D. ricordava ancora di essere un uomo e durante la sua giovinezza si era lasciato ispirare dai grandi classici del passato. Si dilettava a speculare e rosicchiare fino al midollo tutto ciò che era di natura metafisica ma non trovava mai compagni “di gioco”. L’abbandono dell’interiorità e la messa in valore del mondo delle cose lo preoccupavano, così come lo preoccupava il senso di alienazione generato dal sentirsi il solo a riuscire ad elevarsi da quel presente permanente in cui tutti gli uomini avevano ben piantati i piedi. Si era innestato in D. un meccanismo di difesa che lo aveva portato ad abbandonare per gradi quel mondo fatto di umanismo che gli accendeva i sensi come luci di natale, perché la strada che aveva intrapreso si faceva sempre più stretta e si riduceva lo spazio per muoversi liberamente tra le sue passioni. Più cresceva e diventava bravo nel suo mestiere, meno tempo il dio Mercato lasciava ai suoi “perché”. In compenso, lo riempiva di denaro con il quale poter acquistare la maggior parte della roba che gli altri uomini desideravano di possedere, ma di tempo ne aveva sempre meno e il suo lavoro, grazie alla fitta rete di comunicazione, lo seguiva anche tra le mura di cara. Più passavano gli anni e più D. sentiva di somigliare ad un ingranaggio: i suoi conflitti interiori, che si snodavano in una lotta a mani nude tra ciò che lui sapeva che la natura volesse da lui e ciò che la società pretendeva che egli fosse, toglievano fluidità ai suoi movimenti e lo costringevano ad azioni materiali ripetitive, simili a cerimoniali, che lo aiutavano a contenere il disagio emotivo generato dai suoi impulsi più intimi. Lavava le mani come fosse un infermiere e torturava gli interruttori della luce. Teneva le matite ben temperate sulla scrivania e le allineava per categorie cromatiche.
D. era sempre stato un amante della speculazione: la maggior parte del tempo, durante la sua giovinezza, lo aveva speso interrogandosi sulle sorti degli esseri umani. Gli piaceva analizzare i loro percorsi affidandosi alla storia e ai trattati dei grandi pensatori dei secoli scorsi. Questi grandi uomini, che si erano occupati di filosofia, sociologia o altre scienze umane applicate all’economia, e che per anni avevano tentato di valutare gli sbagli del genere umano e cercato di deviarne i percorsi, denunciandone i vizi, oramai sembravano a D. sempre più lontani e superati.

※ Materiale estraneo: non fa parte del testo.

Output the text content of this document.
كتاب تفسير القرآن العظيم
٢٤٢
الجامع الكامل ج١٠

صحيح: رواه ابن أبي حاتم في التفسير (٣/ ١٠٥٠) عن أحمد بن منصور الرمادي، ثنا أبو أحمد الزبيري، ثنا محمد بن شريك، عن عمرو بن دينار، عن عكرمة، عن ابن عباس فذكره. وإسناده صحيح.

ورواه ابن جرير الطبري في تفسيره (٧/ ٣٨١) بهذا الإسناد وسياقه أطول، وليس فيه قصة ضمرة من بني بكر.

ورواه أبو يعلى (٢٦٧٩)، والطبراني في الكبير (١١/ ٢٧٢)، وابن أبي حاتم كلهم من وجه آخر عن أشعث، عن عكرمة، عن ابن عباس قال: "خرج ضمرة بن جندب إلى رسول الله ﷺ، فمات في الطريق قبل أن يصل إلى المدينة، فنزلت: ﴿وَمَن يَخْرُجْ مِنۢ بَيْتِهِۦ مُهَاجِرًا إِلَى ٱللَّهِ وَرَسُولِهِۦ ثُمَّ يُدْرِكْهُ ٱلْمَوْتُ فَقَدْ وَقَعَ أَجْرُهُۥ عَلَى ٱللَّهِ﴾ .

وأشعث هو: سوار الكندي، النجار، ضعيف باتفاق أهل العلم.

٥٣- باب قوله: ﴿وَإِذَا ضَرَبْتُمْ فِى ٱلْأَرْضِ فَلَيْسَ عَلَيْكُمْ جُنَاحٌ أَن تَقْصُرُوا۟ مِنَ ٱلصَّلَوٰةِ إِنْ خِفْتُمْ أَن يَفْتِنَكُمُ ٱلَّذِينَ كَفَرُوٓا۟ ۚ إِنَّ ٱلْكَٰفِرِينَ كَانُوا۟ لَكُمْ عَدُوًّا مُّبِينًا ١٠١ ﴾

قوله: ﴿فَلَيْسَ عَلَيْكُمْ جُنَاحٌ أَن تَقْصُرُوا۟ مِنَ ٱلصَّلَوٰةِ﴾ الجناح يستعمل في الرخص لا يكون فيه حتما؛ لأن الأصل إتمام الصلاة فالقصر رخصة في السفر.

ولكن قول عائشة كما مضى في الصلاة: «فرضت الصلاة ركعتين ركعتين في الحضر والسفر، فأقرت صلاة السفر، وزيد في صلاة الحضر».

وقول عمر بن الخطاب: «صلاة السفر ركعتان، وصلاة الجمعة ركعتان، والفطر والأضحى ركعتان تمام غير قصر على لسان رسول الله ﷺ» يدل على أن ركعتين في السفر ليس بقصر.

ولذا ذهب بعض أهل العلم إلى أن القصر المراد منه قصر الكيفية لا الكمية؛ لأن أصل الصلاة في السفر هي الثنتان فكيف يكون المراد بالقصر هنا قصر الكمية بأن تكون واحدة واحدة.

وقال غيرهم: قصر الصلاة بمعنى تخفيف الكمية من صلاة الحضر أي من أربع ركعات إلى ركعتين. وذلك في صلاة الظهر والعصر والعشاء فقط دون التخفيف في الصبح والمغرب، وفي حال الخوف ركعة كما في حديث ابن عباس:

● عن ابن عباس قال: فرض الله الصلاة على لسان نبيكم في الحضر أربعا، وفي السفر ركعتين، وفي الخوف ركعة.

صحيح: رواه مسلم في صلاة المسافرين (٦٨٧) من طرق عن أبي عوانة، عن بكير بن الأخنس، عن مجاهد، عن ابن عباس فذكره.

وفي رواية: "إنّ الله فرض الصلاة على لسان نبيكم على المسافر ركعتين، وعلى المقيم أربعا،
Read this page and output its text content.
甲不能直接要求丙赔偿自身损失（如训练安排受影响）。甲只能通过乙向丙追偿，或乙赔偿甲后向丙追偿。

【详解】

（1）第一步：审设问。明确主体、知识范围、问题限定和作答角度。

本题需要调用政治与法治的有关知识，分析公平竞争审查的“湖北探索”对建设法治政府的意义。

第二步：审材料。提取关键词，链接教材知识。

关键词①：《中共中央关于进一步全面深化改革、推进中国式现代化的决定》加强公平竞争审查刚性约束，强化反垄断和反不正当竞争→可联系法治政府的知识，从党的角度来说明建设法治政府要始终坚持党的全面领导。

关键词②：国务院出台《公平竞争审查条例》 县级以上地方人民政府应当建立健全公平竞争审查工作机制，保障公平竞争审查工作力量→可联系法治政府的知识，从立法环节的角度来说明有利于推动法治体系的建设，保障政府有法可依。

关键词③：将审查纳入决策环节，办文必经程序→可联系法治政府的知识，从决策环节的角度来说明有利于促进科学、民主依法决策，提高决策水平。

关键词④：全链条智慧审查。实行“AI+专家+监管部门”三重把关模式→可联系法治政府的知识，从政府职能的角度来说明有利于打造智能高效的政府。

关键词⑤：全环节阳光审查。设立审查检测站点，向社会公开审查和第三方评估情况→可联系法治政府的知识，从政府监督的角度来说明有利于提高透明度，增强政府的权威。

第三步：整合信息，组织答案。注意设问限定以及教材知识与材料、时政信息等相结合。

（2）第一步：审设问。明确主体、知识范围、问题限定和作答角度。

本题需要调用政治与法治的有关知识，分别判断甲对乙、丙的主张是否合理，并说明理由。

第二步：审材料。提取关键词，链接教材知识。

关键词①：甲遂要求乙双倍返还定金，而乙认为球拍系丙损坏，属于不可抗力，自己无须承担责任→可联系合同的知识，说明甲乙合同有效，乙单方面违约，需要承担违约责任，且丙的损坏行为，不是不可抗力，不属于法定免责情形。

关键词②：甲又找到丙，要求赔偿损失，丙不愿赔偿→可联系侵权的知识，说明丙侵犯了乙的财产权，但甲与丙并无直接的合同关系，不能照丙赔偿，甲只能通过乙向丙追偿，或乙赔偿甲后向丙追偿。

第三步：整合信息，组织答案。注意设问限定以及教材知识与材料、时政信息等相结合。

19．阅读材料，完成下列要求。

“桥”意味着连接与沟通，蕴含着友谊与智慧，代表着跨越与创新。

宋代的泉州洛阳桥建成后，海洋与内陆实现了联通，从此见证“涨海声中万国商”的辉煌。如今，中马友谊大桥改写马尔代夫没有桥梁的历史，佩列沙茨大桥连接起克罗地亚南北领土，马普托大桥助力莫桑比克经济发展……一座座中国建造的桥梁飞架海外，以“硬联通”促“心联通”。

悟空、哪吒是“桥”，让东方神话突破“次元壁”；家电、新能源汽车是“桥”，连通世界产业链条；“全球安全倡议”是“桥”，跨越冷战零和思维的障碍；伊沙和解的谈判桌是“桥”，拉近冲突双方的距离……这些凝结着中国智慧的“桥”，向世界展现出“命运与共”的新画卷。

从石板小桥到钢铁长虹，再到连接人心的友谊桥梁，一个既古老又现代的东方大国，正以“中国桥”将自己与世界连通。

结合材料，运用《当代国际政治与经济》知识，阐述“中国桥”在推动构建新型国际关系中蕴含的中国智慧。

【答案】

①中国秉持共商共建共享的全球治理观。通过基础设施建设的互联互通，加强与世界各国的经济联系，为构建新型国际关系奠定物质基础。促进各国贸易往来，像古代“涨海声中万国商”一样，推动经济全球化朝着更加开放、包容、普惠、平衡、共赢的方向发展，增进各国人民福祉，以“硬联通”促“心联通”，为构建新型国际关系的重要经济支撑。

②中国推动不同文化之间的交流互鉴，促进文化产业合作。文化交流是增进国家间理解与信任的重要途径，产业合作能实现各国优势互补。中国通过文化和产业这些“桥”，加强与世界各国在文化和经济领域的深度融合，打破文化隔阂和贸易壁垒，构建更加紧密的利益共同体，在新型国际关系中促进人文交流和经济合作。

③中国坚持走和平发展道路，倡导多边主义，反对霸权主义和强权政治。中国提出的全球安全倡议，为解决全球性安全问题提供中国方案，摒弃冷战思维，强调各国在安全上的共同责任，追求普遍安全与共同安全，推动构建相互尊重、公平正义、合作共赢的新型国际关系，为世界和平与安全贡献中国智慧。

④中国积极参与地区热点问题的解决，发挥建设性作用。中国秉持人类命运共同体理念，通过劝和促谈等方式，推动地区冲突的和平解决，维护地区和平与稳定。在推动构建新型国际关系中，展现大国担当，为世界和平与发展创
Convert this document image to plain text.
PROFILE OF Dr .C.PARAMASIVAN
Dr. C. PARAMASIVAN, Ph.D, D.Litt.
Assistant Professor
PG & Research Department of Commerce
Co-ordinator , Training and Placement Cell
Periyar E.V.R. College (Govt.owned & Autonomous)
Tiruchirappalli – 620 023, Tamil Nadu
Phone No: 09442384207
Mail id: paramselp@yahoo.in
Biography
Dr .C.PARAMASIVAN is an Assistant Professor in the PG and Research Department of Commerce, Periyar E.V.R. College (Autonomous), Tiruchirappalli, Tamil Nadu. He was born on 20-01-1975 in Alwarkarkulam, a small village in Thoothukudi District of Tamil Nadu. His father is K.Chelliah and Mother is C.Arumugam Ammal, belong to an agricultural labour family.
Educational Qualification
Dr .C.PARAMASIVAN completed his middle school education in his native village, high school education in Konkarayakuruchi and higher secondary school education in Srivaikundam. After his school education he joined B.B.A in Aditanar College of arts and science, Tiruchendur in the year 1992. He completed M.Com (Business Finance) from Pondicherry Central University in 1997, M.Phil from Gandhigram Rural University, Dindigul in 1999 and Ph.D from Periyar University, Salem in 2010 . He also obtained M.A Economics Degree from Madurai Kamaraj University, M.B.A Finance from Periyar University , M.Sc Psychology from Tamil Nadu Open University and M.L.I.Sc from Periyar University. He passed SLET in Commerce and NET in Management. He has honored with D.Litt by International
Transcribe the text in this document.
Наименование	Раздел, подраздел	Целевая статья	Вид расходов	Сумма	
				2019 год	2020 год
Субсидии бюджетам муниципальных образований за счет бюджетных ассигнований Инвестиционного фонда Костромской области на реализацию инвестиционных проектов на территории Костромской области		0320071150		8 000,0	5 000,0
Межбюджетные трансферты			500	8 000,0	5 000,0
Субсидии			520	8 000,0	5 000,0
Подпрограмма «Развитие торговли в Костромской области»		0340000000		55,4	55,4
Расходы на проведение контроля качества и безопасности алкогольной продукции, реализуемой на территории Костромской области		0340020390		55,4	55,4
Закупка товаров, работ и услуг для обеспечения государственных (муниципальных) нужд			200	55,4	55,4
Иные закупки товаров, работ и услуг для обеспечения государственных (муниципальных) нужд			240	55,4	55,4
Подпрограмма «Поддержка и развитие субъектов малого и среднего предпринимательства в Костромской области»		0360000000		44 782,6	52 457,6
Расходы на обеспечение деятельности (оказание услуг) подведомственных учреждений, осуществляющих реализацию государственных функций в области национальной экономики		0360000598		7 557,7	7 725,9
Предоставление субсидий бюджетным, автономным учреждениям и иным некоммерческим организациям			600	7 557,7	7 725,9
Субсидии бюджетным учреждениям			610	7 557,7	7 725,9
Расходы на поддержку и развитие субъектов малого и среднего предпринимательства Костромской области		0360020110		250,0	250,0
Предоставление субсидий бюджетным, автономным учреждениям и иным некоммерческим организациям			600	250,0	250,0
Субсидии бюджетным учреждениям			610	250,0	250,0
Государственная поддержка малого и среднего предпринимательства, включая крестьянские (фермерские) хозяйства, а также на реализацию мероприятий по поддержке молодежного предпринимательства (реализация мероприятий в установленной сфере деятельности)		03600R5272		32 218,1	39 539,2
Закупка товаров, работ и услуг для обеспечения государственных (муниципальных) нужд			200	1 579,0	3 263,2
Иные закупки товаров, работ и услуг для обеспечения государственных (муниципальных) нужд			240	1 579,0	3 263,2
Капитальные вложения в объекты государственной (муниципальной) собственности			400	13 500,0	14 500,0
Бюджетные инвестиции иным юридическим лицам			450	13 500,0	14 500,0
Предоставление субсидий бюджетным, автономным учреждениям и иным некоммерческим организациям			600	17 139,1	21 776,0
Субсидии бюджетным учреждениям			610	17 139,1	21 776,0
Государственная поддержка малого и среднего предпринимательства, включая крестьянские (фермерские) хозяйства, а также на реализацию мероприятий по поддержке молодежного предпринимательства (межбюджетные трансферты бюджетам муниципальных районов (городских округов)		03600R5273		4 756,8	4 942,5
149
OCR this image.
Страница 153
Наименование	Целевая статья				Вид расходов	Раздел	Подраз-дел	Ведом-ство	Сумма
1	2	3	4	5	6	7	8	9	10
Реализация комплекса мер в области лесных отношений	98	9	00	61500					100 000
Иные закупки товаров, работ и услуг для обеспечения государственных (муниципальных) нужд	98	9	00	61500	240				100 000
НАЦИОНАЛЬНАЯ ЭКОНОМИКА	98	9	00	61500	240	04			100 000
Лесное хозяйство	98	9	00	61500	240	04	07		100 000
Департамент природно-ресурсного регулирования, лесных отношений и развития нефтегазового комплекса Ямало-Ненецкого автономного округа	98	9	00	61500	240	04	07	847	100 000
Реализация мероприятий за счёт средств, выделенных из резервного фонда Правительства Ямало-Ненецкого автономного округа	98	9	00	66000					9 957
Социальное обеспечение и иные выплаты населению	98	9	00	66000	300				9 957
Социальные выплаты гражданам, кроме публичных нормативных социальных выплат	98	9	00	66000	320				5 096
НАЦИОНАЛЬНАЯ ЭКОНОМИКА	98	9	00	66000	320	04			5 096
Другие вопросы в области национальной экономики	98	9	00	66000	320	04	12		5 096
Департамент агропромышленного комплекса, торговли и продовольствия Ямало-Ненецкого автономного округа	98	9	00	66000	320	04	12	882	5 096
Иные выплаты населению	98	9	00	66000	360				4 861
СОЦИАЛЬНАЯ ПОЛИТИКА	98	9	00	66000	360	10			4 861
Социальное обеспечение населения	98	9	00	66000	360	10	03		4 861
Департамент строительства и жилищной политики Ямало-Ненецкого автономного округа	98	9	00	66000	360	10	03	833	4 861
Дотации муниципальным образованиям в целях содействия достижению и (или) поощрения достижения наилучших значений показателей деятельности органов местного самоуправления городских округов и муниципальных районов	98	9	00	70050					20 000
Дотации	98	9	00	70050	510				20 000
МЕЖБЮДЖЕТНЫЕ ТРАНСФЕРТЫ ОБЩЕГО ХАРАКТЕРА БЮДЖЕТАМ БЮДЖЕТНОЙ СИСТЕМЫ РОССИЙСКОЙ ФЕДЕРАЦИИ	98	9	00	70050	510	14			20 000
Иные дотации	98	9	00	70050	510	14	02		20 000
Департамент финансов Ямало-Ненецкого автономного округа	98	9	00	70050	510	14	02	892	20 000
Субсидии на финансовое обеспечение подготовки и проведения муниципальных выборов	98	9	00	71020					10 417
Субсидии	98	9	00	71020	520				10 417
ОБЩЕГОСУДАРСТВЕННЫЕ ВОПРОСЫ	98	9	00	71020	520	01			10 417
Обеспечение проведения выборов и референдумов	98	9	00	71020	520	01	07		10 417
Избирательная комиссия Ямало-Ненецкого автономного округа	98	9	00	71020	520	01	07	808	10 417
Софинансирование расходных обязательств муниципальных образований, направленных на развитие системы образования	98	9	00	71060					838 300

Questi uomini, pensava D., vivevano in epoche in cui esisteva ancora qualcosa a cui aggrapparsi, ma ormai si era convinto dell’irreversibilità, della fatalità di un percorso di fronte al quale non restava altro da fare che prenderne atto, affermandone in modo radicale la vacua razionalità.
Era un pomeriggio di maggio e, sulla città intrappolata da un cielo grigio di fumo, il sole posava i suoi raggi che si spandevano sull’asfalto grigio topo della grande piazza. Il Duomo dormiva adagiato sui piloni, con i suoi rosoni incorniciati dagli archi gotici; il ferro scuro dei cartelloni pubblicitari scintillava tra uomini in giacca e cravatta, snervati dagli intervalli dei semafori, attenti agli orologi, con i loro caffè lunghissimi in bicchieri di cartone dagli stemmi di giganti americani. Giovani fanciulle dai capelli biondo oro ma neri sulla cute, passeggiavano svogliate o si fotografavano con le loro belle gambe avvolte in jeans costosi e lavorati dai ragazzini a Oriente, scansando il volteggio dei piccioni.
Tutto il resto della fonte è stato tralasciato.